食卓の花瓶には、恵太から届いたトルコ桔梗のピンクが可愛らしく活けられている。恵太の心が嬉しかった。トルコ桔梗のピンクは、お祝いに喜ばれる。花言葉は、清々しい美しさ、優美、希望、だったかな。友人へのお祝いに、花キューピットで贈ったことがあった。これって、私が活けたのだろうか。思い出せない。
「ピンク色のトルコ桔梗、可愛らしいですね。バケツから出して、半分は仏壇に活けておきました」さりげなく数馬が言った。洗面所にあった赤いバケツに花を入れたのも数馬?全く思い出せない。バケツは年末の景品でもらったものだ。
二人分の珈琲をカップに注ぎ終えた数馬の背に、思わず淑乃は抱きついてしまった。
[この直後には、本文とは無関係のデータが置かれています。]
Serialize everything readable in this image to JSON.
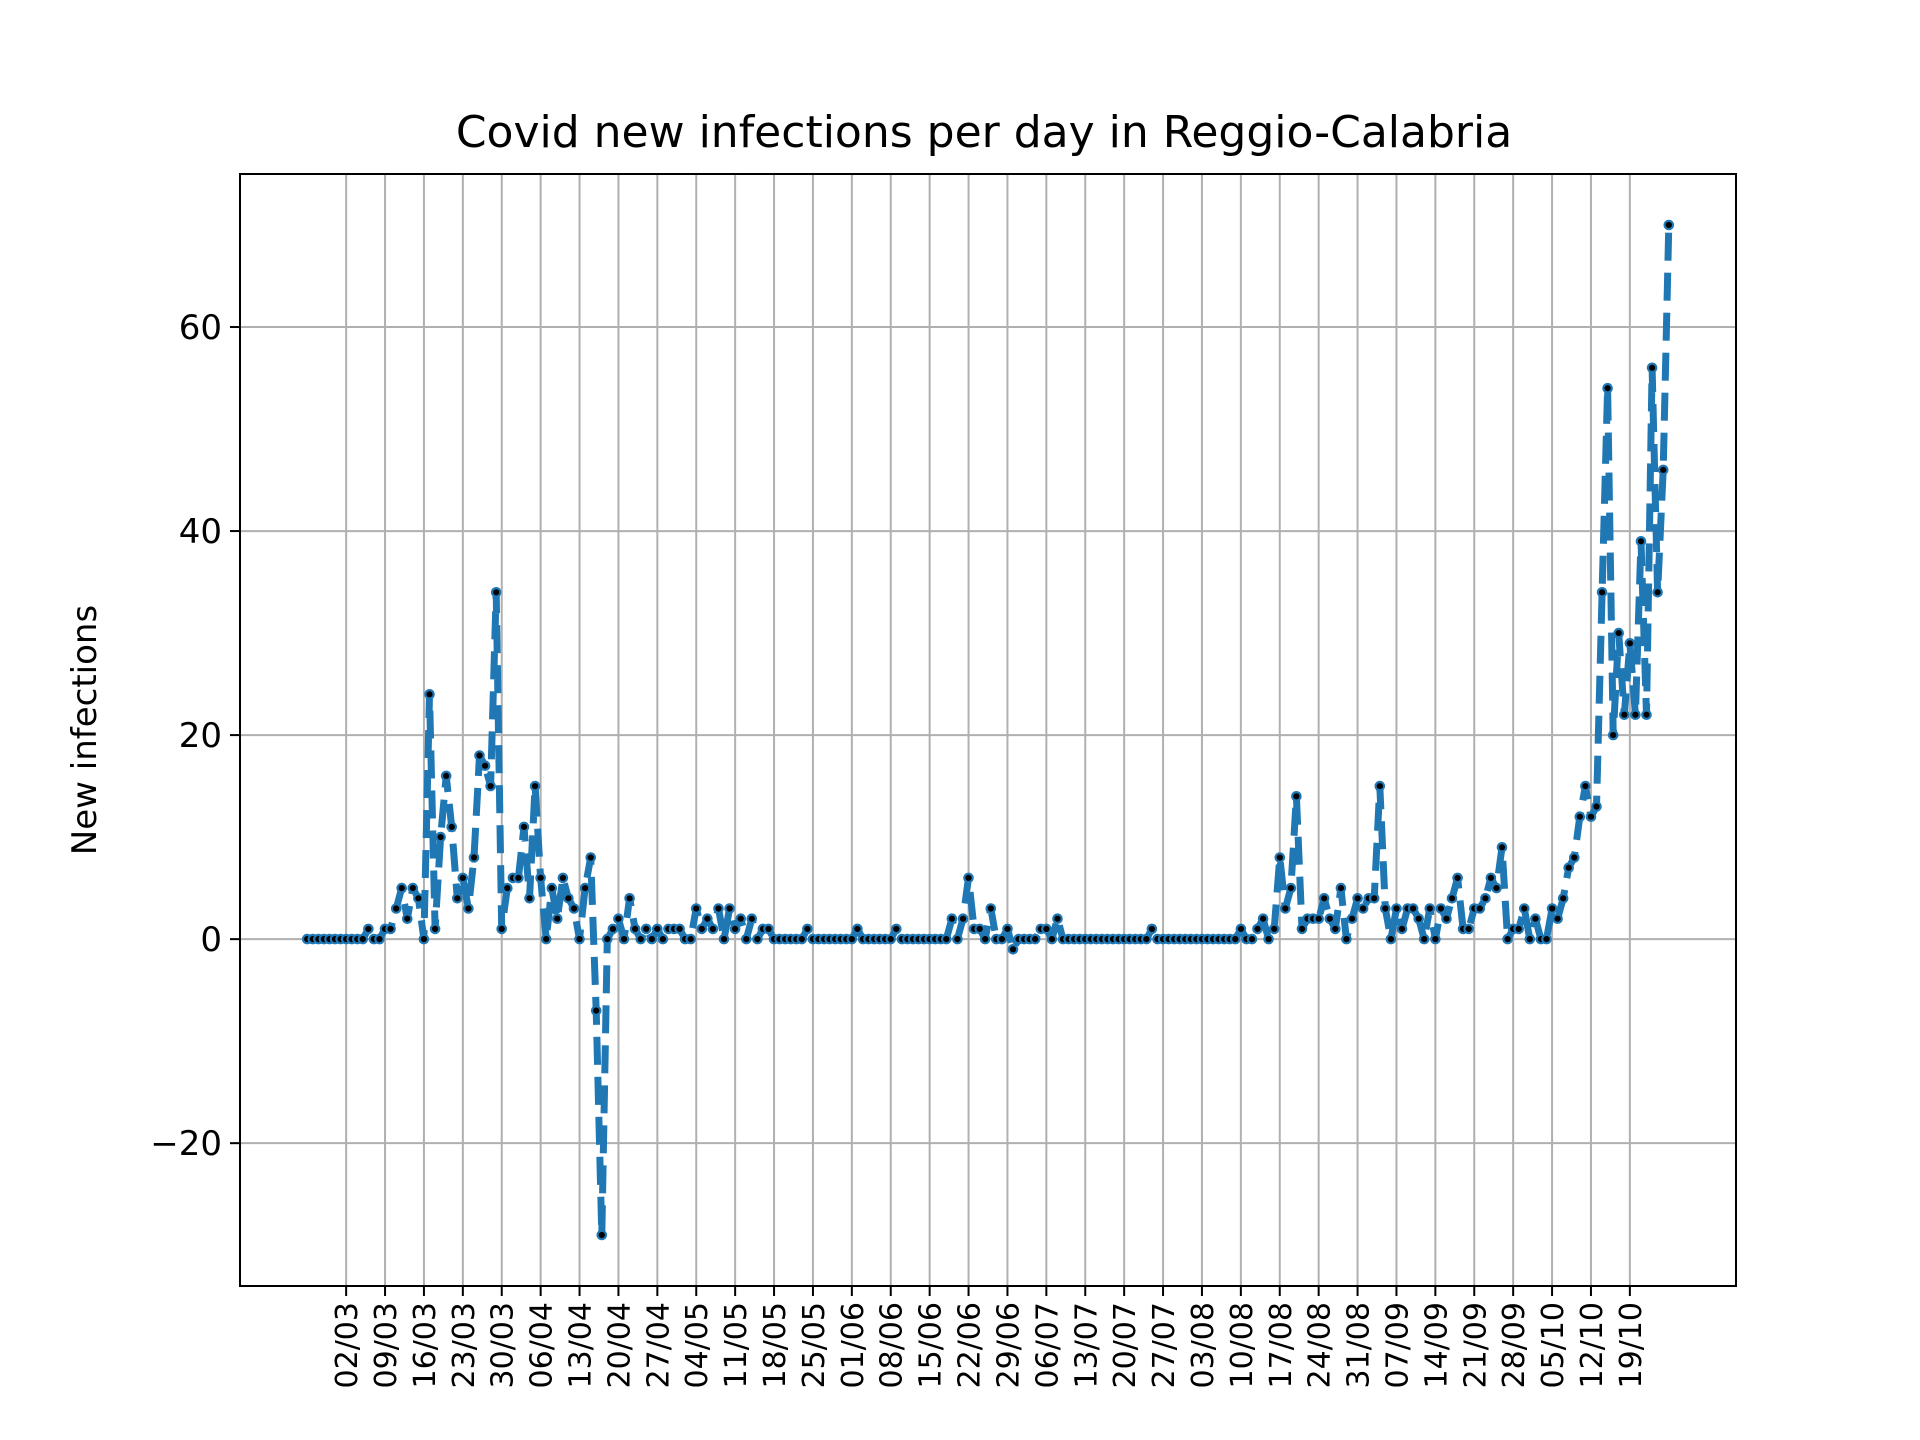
{
  "chart_data": {
    "type": "line",
    "title": "Covid new infections per day in Reggio-Calabria",
    "xlabel": "",
    "ylabel": "New infections",
    "ylim": [
      -34,
      75
    ],
    "yticks": [
      -20,
      0,
      20,
      40,
      60
    ],
    "ytick_labels": [
      "−20",
      "0",
      "20",
      "40",
      "60"
    ],
    "grid": true,
    "legend": "none",
    "line_style": "dashed",
    "x_start": "24/02",
    "x_end": "19/10",
    "xtick_labels": [
      "02/03",
      "09/03",
      "16/03",
      "23/03",
      "30/03",
      "06/04",
      "13/04",
      "20/04",
      "27/04",
      "04/05",
      "11/05",
      "18/05",
      "25/05",
      "01/06",
      "08/06",
      "15/06",
      "22/06",
      "29/06",
      "06/07",
      "13/07",
      "20/07",
      "27/07",
      "03/08",
      "10/08",
      "17/08",
      "24/08",
      "31/08",
      "07/09",
      "14/09",
      "21/09",
      "28/09",
      "05/10",
      "12/10",
      "19/10"
    ],
    "series": [
      {
        "color": "#1f77b4",
        "marker_color": "#000000",
        "values": [
          0,
          0,
          0,
          0,
          0,
          0,
          0,
          0,
          0,
          0,
          0,
          1,
          0,
          0,
          1,
          1,
          3,
          5,
          2,
          5,
          4,
          0,
          24,
          1,
          10,
          16,
          11,
          4,
          6,
          3,
          8,
          18,
          17,
          15,
          34,
          1,
          5,
          6,
          6,
          11,
          4,
          15,
          6,
          0,
          5,
          2,
          6,
          4,
          3,
          0,
          5,
          8,
          -7,
          -29,
          0,
          1,
          2,
          0,
          4,
          1,
          0,
          1,
          0,
          1,
          0,
          1,
          1,
          1,
          0,
          0,
          3,
          1,
          2,
          1,
          3,
          0,
          3,
          1,
          2,
          0,
          2,
          0,
          1,
          1,
          0,
          0,
          0,
          0,
          0,
          0,
          1,
          0,
          0,
          0,
          0,
          0,
          0,
          0,
          0,
          1,
          0,
          0,
          0,
          0,
          0,
          0,
          1,
          0,
          0,
          0,
          0,
          0,
          0,
          0,
          0,
          0,
          2,
          0,
          2,
          6,
          1,
          1,
          0,
          3,
          0,
          0,
          1,
          -1,
          0,
          0,
          0,
          0,
          1,
          1,
          0,
          2,
          0,
          0,
          0,
          0,
          0,
          0,
          0,
          0,
          0,
          0,
          0,
          0,
          0,
          0,
          0,
          0,
          1,
          0,
          0,
          0,
          0,
          0,
          0,
          0,
          0,
          0,
          0,
          0,
          0,
          0,
          0,
          0,
          1,
          0,
          0,
          1,
          2,
          0,
          1,
          8,
          3,
          5,
          14,
          1,
          2,
          2,
          2,
          4,
          2,
          1,
          5,
          0,
          2,
          4,
          3,
          4,
          4,
          15,
          3,
          0,
          3,
          1,
          3,
          3,
          2,
          0,
          3,
          0,
          3,
          2,
          4,
          6,
          1,
          1,
          3,
          3,
          4,
          6,
          5,
          9,
          0,
          1,
          1,
          3,
          0,
          2,
          0,
          0,
          3,
          2,
          4,
          7,
          8,
          12,
          15,
          12,
          13,
          34,
          54,
          20,
          30,
          22,
          29,
          22,
          39,
          22,
          56,
          34,
          46,
          70
        ]
      }
    ]
  }
}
数馬さん、好きです。愛しています。淑乃は幸せです。駄々っ子みたいに、愛しい人の全てを捉えて離したくなかった。心の中の、違う自分が笑っている。おや、おや、どうしてしまったの。今までの淑乃は何処に行ってしまったの。箍が外れたように、失念さえ起きている。自分でも可笑しいと思う。堰を切ったように数馬への思いが込みあげてきた。
「淑乃ちゃん、そうだ、これからは淑乃ちゃんと呼ぼう。いいんだよ。甘えんぼの淑乃ちゃん、今までずっと我慢していたんだね。お父さんにも、お母さんにも甘えられなくて・・・」
数馬は、淑乃の前に廻り、両手でやさしく抱きしめてくれた。この人と生きていくのだ。淑乃の心は歓びに震えた。
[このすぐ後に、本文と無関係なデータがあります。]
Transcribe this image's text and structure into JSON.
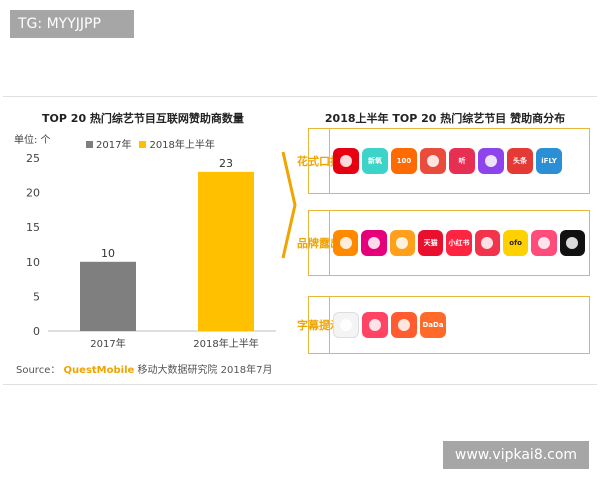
{
  "watermarks": {
    "top_left": "TG: MYYJJPP",
    "bottom_right": "www.vipkai8.com"
  },
  "left_title": "TOP 20 热门综艺节目互联网赞助商数量",
  "right_title": "2018上半年 TOP 20 热门综艺节目 赞助商分布",
  "unit_label": "单位: 个",
  "source": {
    "prefix": "Source：",
    "brand": "QuestMobile",
    "suffix": "移动大数据研究院 2018年7月"
  },
  "colors": {
    "series_2017": "#7f7f7f",
    "series_2018h1": "#ffc000",
    "accent": "#f0a400"
  },
  "chart_data": {
    "type": "bar",
    "title": "TOP 20 热门综艺节目互联网赞助商数量",
    "ylabel": "单位: 个",
    "categories": [
      "2017年",
      "2018年上半年"
    ],
    "values": [
      10,
      23
    ],
    "data_labels": [
      "10",
      "23"
    ],
    "legend": [
      "2017年",
      "2018年上半年"
    ],
    "legend_position": "top",
    "yticks": [
      "0",
      "5",
      "10",
      "15",
      "20",
      "25"
    ],
    "ylim": [
      0,
      25
    ],
    "grid": false
  },
  "sponsor_rows": [
    {
      "label": "花式口播",
      "logos": [
        {
          "icon": "heart-flower-logo",
          "text": "",
          "color": "#e60012"
        },
        {
          "icon": "xinyang-logo",
          "text": "新氧",
          "color": "#3cd3c8"
        },
        {
          "icon": "100-logo",
          "text": "100",
          "color": "#ff6b00"
        },
        {
          "icon": "music-note-logo",
          "text": "",
          "color": "#e94b3c"
        },
        {
          "icon": "ting-logo",
          "text": "听",
          "color": "#e72e53"
        },
        {
          "icon": "play-logo",
          "text": "",
          "color": "#8e44ec"
        },
        {
          "icon": "toutiao-logo",
          "text": "头条",
          "color": "#e53935"
        },
        {
          "icon": "ifly-logo",
          "text": "iFLY",
          "color": "#2b8fd6"
        }
      ]
    },
    {
      "label": "品牌露出",
      "logos": [
        {
          "icon": "kuaishou-logo",
          "text": "",
          "color": "#ff8a00"
        },
        {
          "icon": "quark-logo",
          "text": "",
          "color": "#e6007a"
        },
        {
          "icon": "flower-logo",
          "text": "",
          "color": "#ff9f1c"
        },
        {
          "icon": "tmall-logo",
          "text": "天猫",
          "color": "#e8102e"
        },
        {
          "icon": "xiaohongshu-logo",
          "text": "小红书",
          "color": "#ff2442"
        },
        {
          "icon": "bubble-logo",
          "text": "",
          "color": "#f2334c"
        },
        {
          "icon": "ofo-logo",
          "text": "ofo",
          "color": "#ffd100"
        },
        {
          "icon": "face-logo",
          "text": "",
          "color": "#ff4c7a"
        },
        {
          "icon": "tiktok-logo",
          "text": "",
          "color": "#111111"
        }
      ]
    },
    {
      "label": "字幕提示",
      "logos": [
        {
          "icon": "frog-logo",
          "text": "",
          "color": "#f4f4f4"
        },
        {
          "icon": "mushroom-logo",
          "text": "",
          "color": "#ff4466"
        },
        {
          "icon": "meitu-logo",
          "text": "",
          "color": "#ff5d2f"
        },
        {
          "icon": "dada-logo",
          "text": "DaDa",
          "color": "#ff6a2b"
        }
      ]
    }
  ]
}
我に返って、「珈琲が冷めちゃう」と、椅子に座って食卓の珈琲を口に運んだ。「やっぱりぬるくなっている。数馬さんも飲まないと・・・」
「そうだね。淑乃ちゃん、珈琲は熱いのがお好き?」数馬はジョークを交えて言った。
「勿論、火傷するほど熱いのが好きよ。最も、私の熱砂はすぐに覚めるはずだけど?数馬さん、冷たいのはお好き?」淑乃は首を竦めて失笑した。
「熱々もクールも好きですよ。淑乃ちゃんは、冷静沈着、思慮深い女性だって分かっているから」
「淑乃ちゃんって、本当にこれからも言うの?」淑乃は気恥ずかしかった。
「言いますよ。僕の可愛い人ですから」結婚とは、こんなにも自由な言葉を口に出来るのか、来し方を反芻する二人だった。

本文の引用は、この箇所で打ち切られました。